Unfortunately, its a bit of an overstatement with a rather mucky brown Nile merging with a sort of sandy reddy Nile which amalgamates into one of the most dangerous stretches of river to be found in an urban area. Luckily I am also optimist as well as cynic and whilst viewing the confluence with my binoculars from the island I admired the hydraulic jump that occurs at the confluence (think Falls of Lora but bigger).
After that quite overwhelming experience I decided to visit the national museum. It was closed; it was Ramadan. Ah yes, bit of advice for anyone travelling to Sudan. Unless you plan to just chill out looking at lots of unsold mangoes, I
Note the blue and white becoming a light cyan
strongly recommend a trip outside of Ramadan. After that I continued on to the other sites all of which decided to keep closed for my visit.

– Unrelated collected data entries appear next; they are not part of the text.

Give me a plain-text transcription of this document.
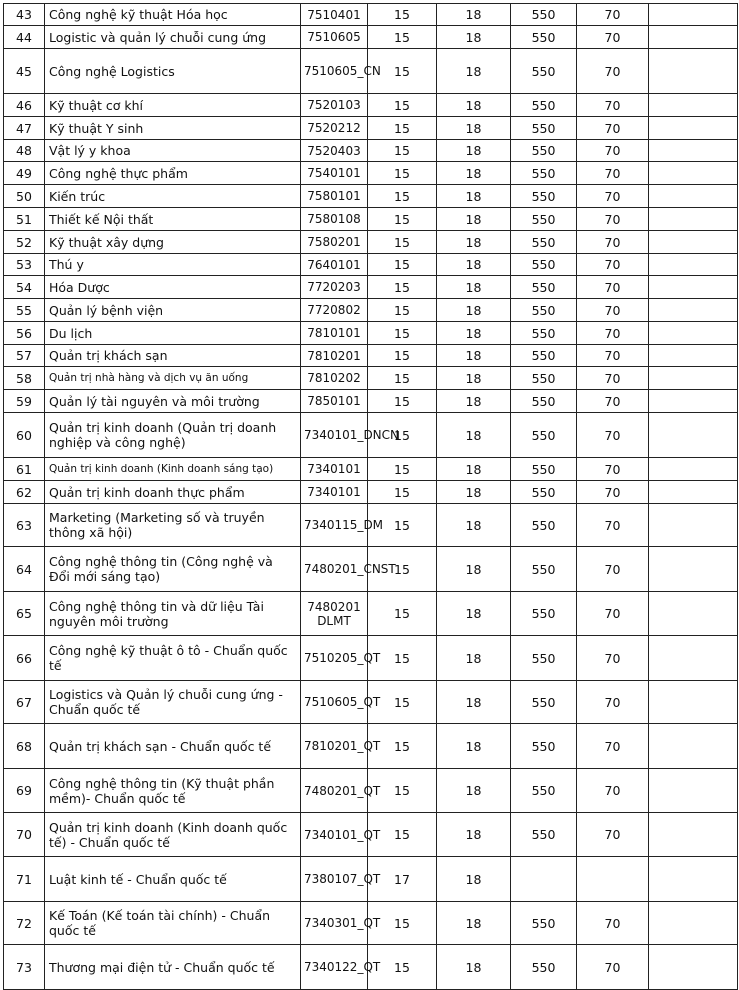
43	Công nghệ kỹ thuật Hóa học	7510401	15	18	550	70	
44	Logistic và quản lý chuỗi cung ứng	7510605	15	18	550	70	
45	Công nghệ Logistics	7510605_CN	15	18	550	70	
46	Kỹ thuật cơ khí	7520103	15	18	550	70	
47	Kỹ thuật Y sinh	7520212	15	18	550	70	
48	Vật lý y khoa	7520403	15	18	550	70	
49	Công nghệ thực phẩm	7540101	15	18	550	70	
50	Kiến trúc	7580101	15	18	550	70	
51	Thiết kế Nội thất	7580108	15	18	550	70	
52	Kỹ thuật xây dựng	7580201	15	18	550	70	
53	Thú y	7640101	15	18	550	70	
54	Hóa Dược	7720203	15	18	550	70	
55	Quản lý bệnh viện	7720802	15	18	550	70	
56	Du lịch	7810101	15	18	550	70	
57	Quản trị khách sạn	7810201	15	18	550	70	
58	Quản trị nhà hàng và dịch vụ ăn uống	7810202	15	18	550	70	
59	Quản lý tài nguyên và môi trường	7850101	15	18	550	70	
60	Quản trị kinh doanh (Quản trị doanh nghiệp và công nghệ)	7340101_DNCN	15	18	550	70	
61	Quản trị kinh doanh (Kinh doanh sáng tạo)	7340101	15	18	550	70	
62	Quản trị kinh doanh thực phẩm	7340101	15	18	550	70	
63	Marketing (Marketing số và truyền thông xã hội)	7340115_DM	15	18	550	70	
64	Công nghệ thông tin (Công nghệ và Đổi mới sáng tạo)	7480201_CNST	15	18	550	70	
65	Công nghệ thông tin và dữ liệu Tài nguyên môi trường	7480201 DLMT	15	18	550	70	
66	Công nghệ kỹ thuật ô tô - Chuẩn quốc tế	7510205_QT	15	18	550	70	
67	Logistics và Quản lý chuỗi cung ứng - Chuẩn quốc tế	7510605_QT	15	18	550	70	
68	Quản trị khách sạn - Chuẩn quốc tế	7810201_QT	15	18	550	70	
69	Công nghệ thông tin (Kỹ thuật phần mềm)- Chuẩn quốc tế	7480201_QT	15	18	550	70	
70	Quản trị kinh doanh (Kinh doanh quốc tế) - Chuẩn quốc tế	7340101_QT	15	18	550	70	
71	Luật kinh tế - Chuẩn quốc tế	7380107_QT	17	18			
72	Kế Toán (Kế toán tài chính) - Chuẩn quốc tế	7340301_QT	15	18	550	70	
73	Thương mại điện tử - Chuẩn quốc tế	7340122_QT	15	18	550	70	
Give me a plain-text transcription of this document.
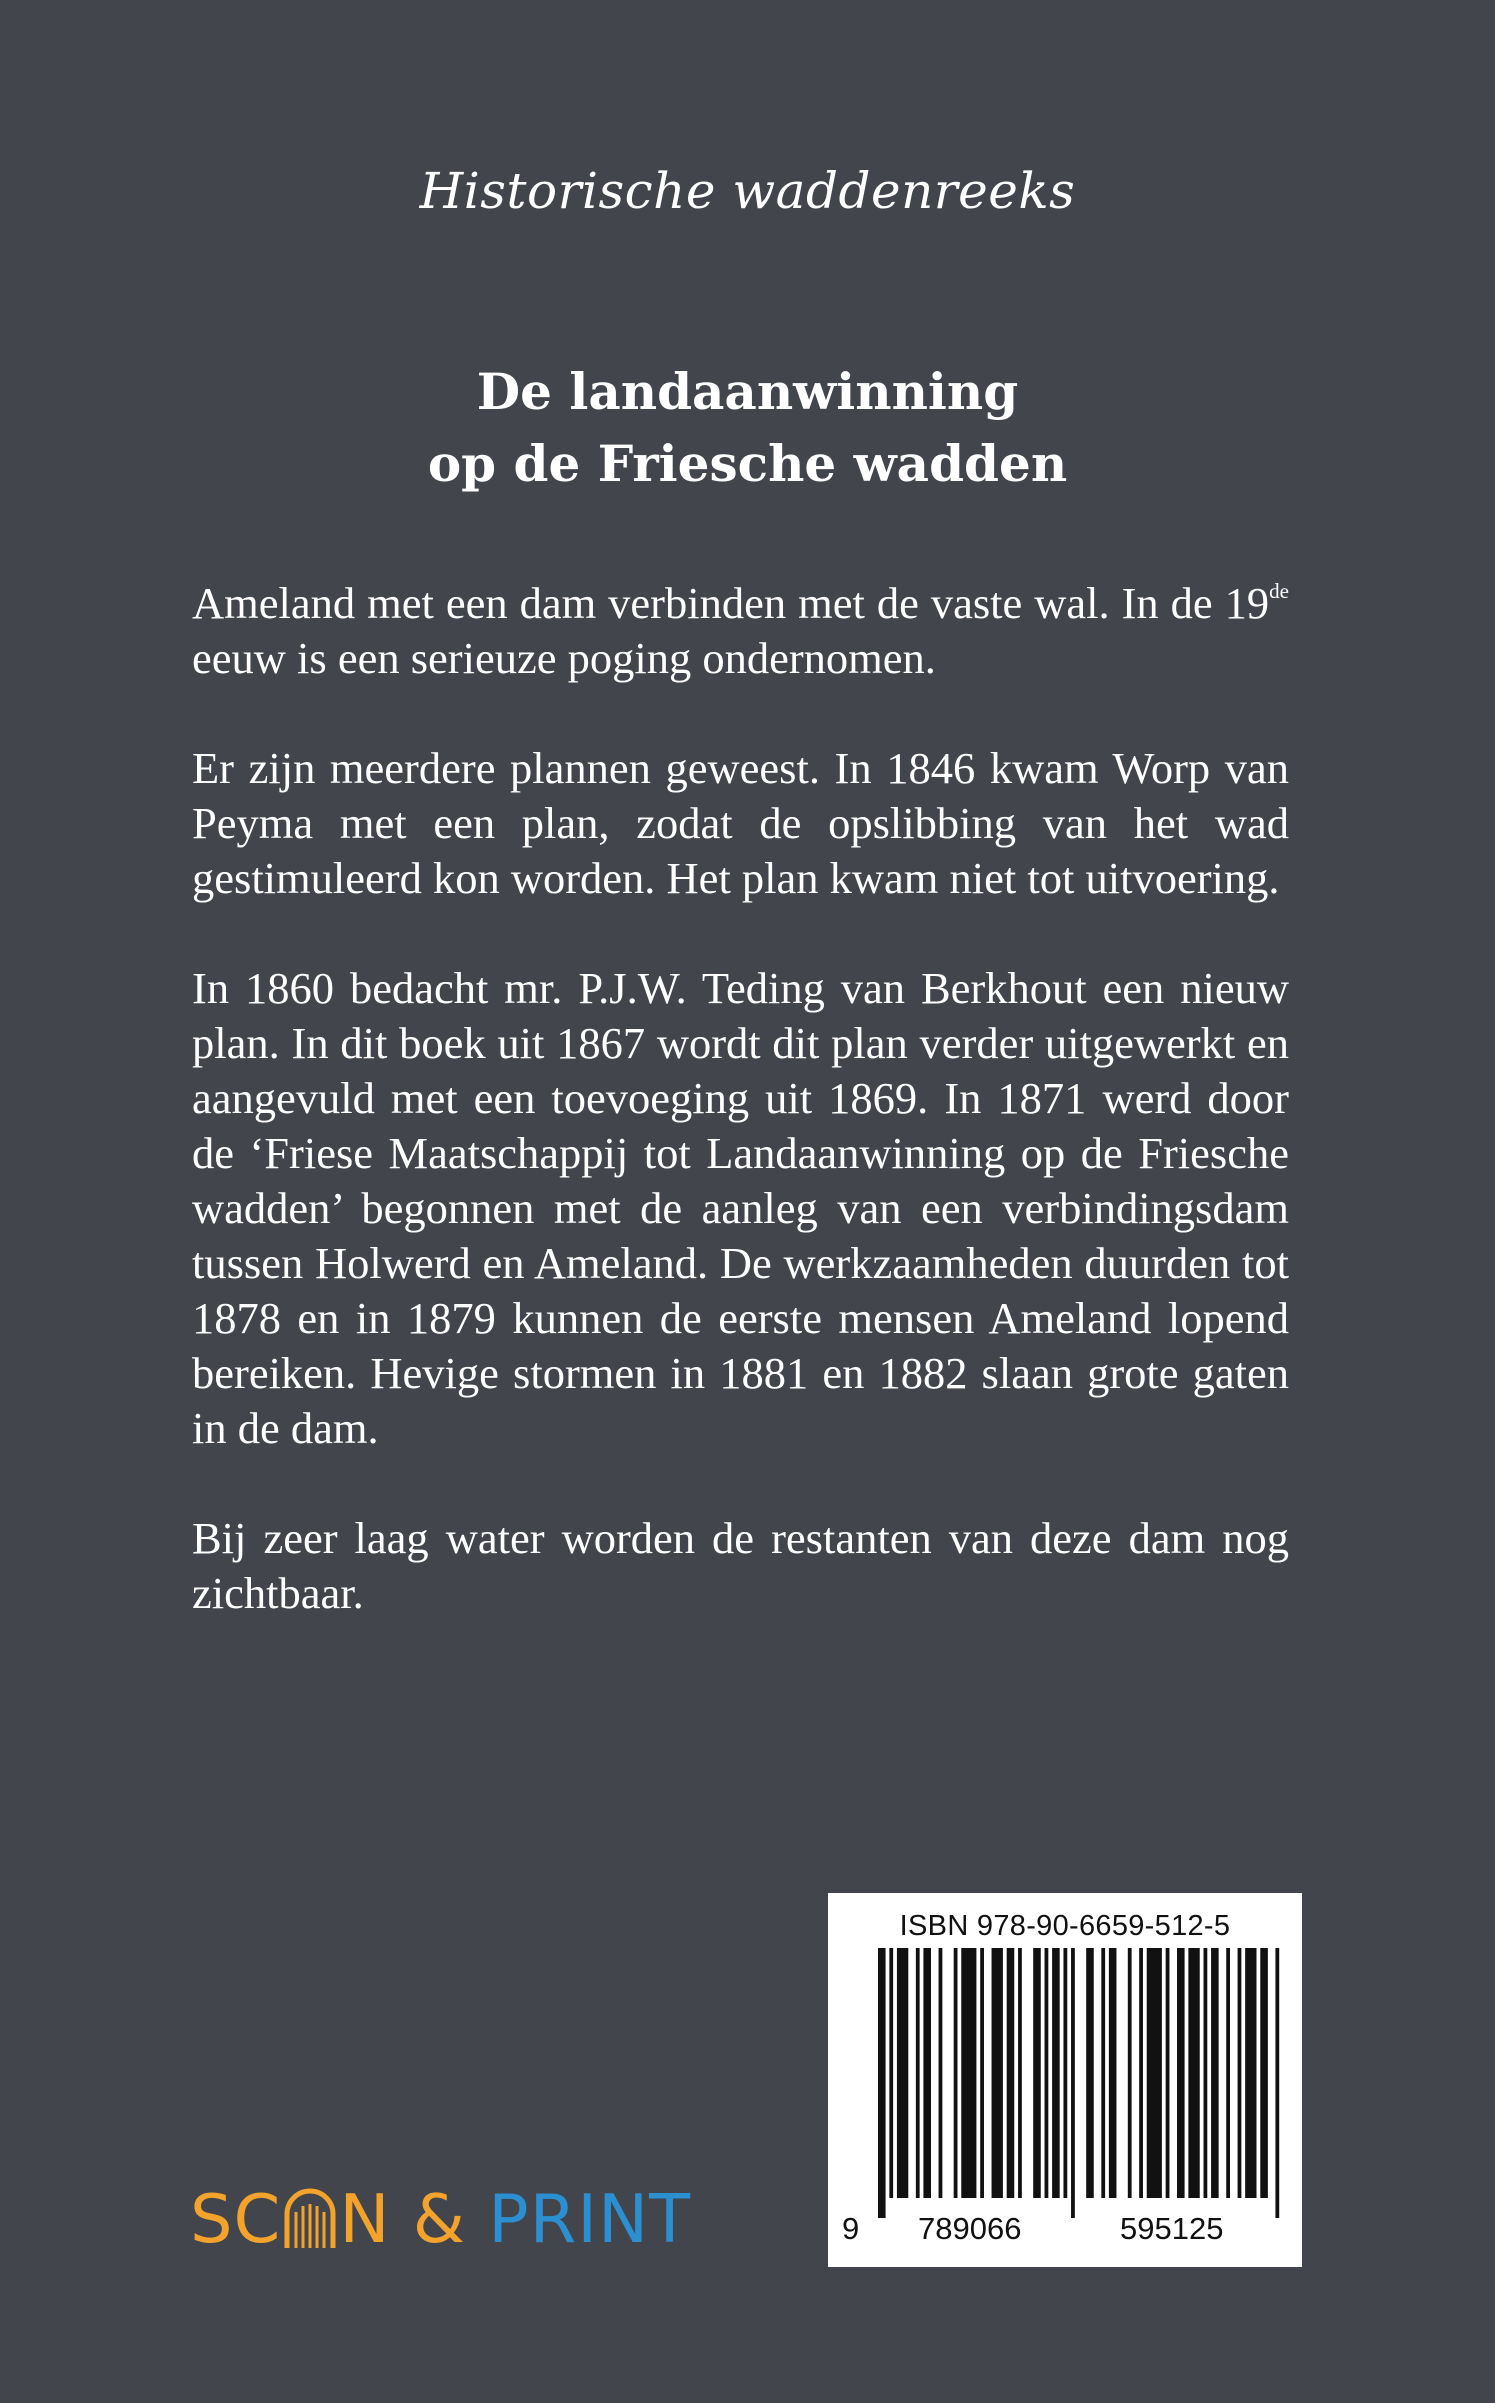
Historische waddenreeks
De landaanwinning
op de Friesche wadden

Ameland met een dam verbinden met de vaste wal. In de 19de eeuw is een serieuze poging ondernomen.

Er zijn meerdere plannen geweest. In 1846 kwam Worp van Peyma met een plan, zodat de opslibbing van het wad gestimuleerd kon worden. Het plan kwam niet tot uitvoering.

In 1860 bedacht mr. P.J.W. Teding van Berkhout een nieuw plan. In dit boek uit 1867 wordt dit plan verder uitgewerkt en aangevuld met een toevoeging uit 1869. In 1871 werd door de ‘Friese Maatschappij tot Landaanwinning op de Friesche wadden’ begonnen met de aanleg van een verbindingsdam tussen Holwerd en Ameland. De werkzaamheden duurden tot 1878 en in 1879 kunnen de eerste mensen Ameland lopend bereiken. Hevige stormen in 1881 en 1882 slaan grote gaten in de dam.

Bij zeer laag water worden de restanten van deze dam nog zichtbaar.

ISBN 978-90-6659-512-5
9 789066	595125
SC N & PRINT
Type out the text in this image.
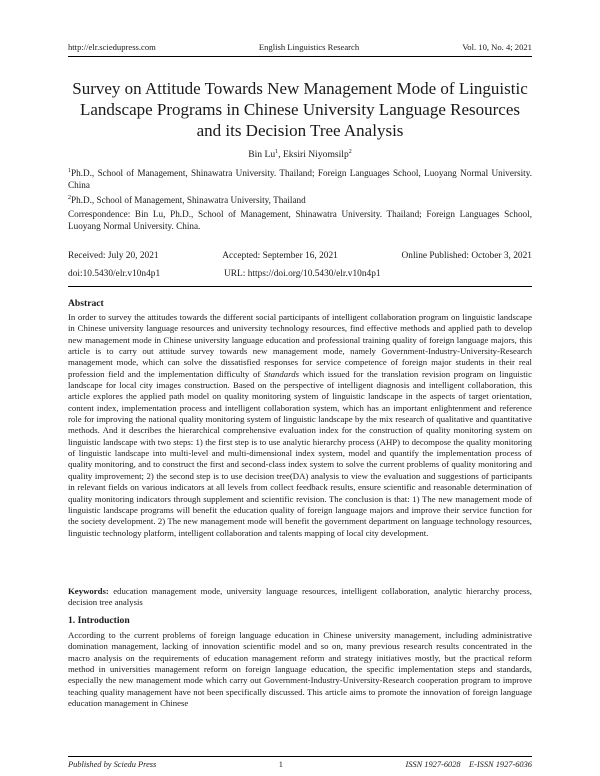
http://elr.sciedupress.com	English Linguistics Research	Vol. 10, No. 4; 2021
Survey on Attitude Towards New Management Mode of Linguistic Landscape Programs in Chinese University Language Resources and its Decision Tree Analysis
Bin Lu$^1$, Eksiri Niyomsilp$^2$
$^1$Ph.D., School of Management, Shinawatra University. Thailand; Foreign Languages School, Luoyang Normal University. China
$^2$Ph.D., School of Management, Shinawatra University, Thailand
Correspondence: Bin Lu, Ph.D., School of Management, Shinawatra University. Thailand; Foreign Languages School, Luoyang Normal University. China.
Received: July 20, 2021	Accepted: September 16, 2021	Online Published: October 3, 2021
doi:10.5430/elr.v10n4p1	URL: https://doi.org/10.5430/elr.v10n4p1
Abstract
In order to survey the attitudes towards the different social participants of intelligent collaboration program on linguistic landscape in Chinese university language resources and university technology resources, find effective methods and applied path to develop new management mode in Chinese university language education and professional training quality of foreign language majors, this article is to carry out attitude survey towards new management mode, namely Government-Industry-University-Research management mode, which can solve the dissatisfied responses for service competence of foreign major students in their real profession field and the implementation difficulty of Standards which issued for the translation revision program on linguistic landscape for local city images construction. Based on the perspective of intelligent diagnosis and intelligent collaboration, this article explores the applied path model on quality monitoring system of linguistic landscape in the aspects of target orientation, content index, implementation process and intelligent collaboration system, which has an important enlightenment and reference role for improving the national quality monitoring system of linguistic landscape by the mix research of qualitative and quantitative methods. And it describes the hierarchical comprehensive evaluation index for the construction of quality monitoring system on linguistic landscape with two steps: 1) the first step is to use analytic hierarchy process (AHP) to decompose the quality monitoring of linguistic landscape into multi-level and multi-dimensional index system, model and quantify the implementation process of quality monitoring, and to construct the first and second-class index system to solve the current problems of quality monitoring and quality improvement; 2) the second step is to use decision tree(DA) analysis to view the evaluation and suggestions of participants in relevant fields on various indicators at all levels from collect feedback results, ensure scientific and reasonable determination of quality monitoring indicators through supplement and scientific revision. The conclusion is that: 1) The new management mode of linguistic landscape programs will benefit the education quality of foreign language majors and improve their service function for the society development. 2) The new management mode will benefit the government department on language technology resources, linguistic technology platform, intelligent collaboration and talents mapping of local city development.
Keywords: education management mode, university language resources, intelligent collaboration, analytic hierarchy process, decision tree analysis
1. Introduction
According to the current problems of foreign language education in Chinese university management, including administrative domination management, lacking of innovation scientific model and so on, many previous research results concentrated in the macro analysis on the requirements of education management reform and strategy initiatives mostly, but the practical reform method in universities management reform on foreign language education, the specific implementation steps and standards, especially the new management mode which carry out Government-Industry-University-Research cooperation program to improve teaching quality management have not been specifically discussed. This article aims to promote the innovation of foreign language education management in Chinese
Published by Sciedu Press	1	ISSN 1927-6028 E-ISSN 1927-6036
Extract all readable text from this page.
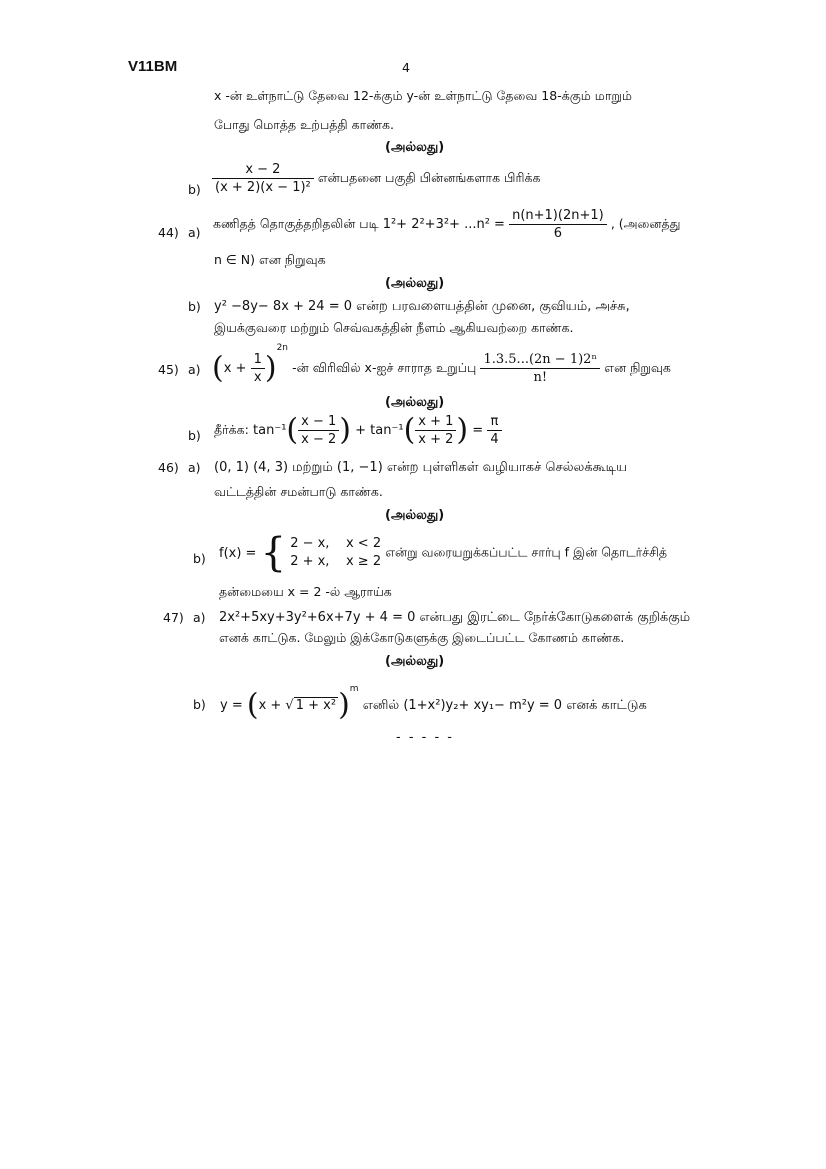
V11BM	4
x -ன் உள்நாட்டு தேவை 12-க்கும் y-ன் உள்நாட்டு தேவை 18-க்கும் மாறும்
போது மொத்த உற்பத்தி காண்க.
(அல்லது)
$b) \frac{x - 2}{\text{(x + 2)(x − 1)²}}$ என்பதனை பகுதி பின்னங்களாக பிரிக்க
44) a)
கணிதத் தொகுத்தறிதலின் படி $1^2+ 2^2+3^2+ ...n^2 = \frac{n(n+1)(2n+1)}{6}$ , (அனைத்து
n ∈ N) என நிறுவுக
(அல்லது)
b) y² −8y− 8x + 24 = 0 என்ற பரவளையத்தின் முனை, குவியம், அச்சு,
இயக்குவரை மற்றும் செவ்வகத்தின் நீளம் ஆகியவற்றை காண்க.
45) a) $(x + \frac{1}{x} )^{2n}$ -ன் விரிவில் x-ஐச் சாராத உறுப்பு $\frac{\text{1.3.5...(2n − 1)2ⁿ}}{n!}$ என நிறுவுக
(அல்லது)
b) தீர்க்க: $\tan^{-1}( \frac{x - 1}{x - 2}$ ) + $\tan^{-1}( \frac{x + 1}{x + 2}$ ) = $\frac{\pi}{4}$
46) a) (0, 1) (4, 3) மற்றும் (1, −1) என்ற புள்ளிகள் வழியாகச் செல்லக்கூடிய
வட்டத்தின் சமன்பாடு காண்க.
(அல்லது)
b) f(x) = { 2 − x,    x < 2
2 + x,    x ≥ 2
என்று வரையறுக்கப்பட்ட சார்பு f இன் தொடர்ச்சித்
தன்மையை x = 2 -ல் ஆராய்க
47) a) 2x²+5xy+3y²+6x+7y + 4 = 0 என்பது இரட்டை நேர்க்கோடுகளைக் குறிக்கும்
எனக் காட்டுக. மேலும் இக்கோடுகளுக்கு இடைப்பட்ட கோணம் காண்க.
(அல்லது)
b) y = (x + √ 1 + x²)$^m$ எனில் (1+x²)y₂+ xy₁− m²y = 0 எனக் காட்டுக
- - - - -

At last some peace and quiet!
That is about the whole story of my touristting in Sudan, the rest of my days there, I was installing equipment on massive pivot farms they build in the desert to grow wheat. An incredible activity but that is the benefit of having a mega river(of any colour) nearby and vast tracks of cheap unused land. Worth checking out on google maps... look at southern Egypt... zoom on the bits that seem to be a chequer pattern... keep zooming ... until you see the crop circles... compare the area with that of a city!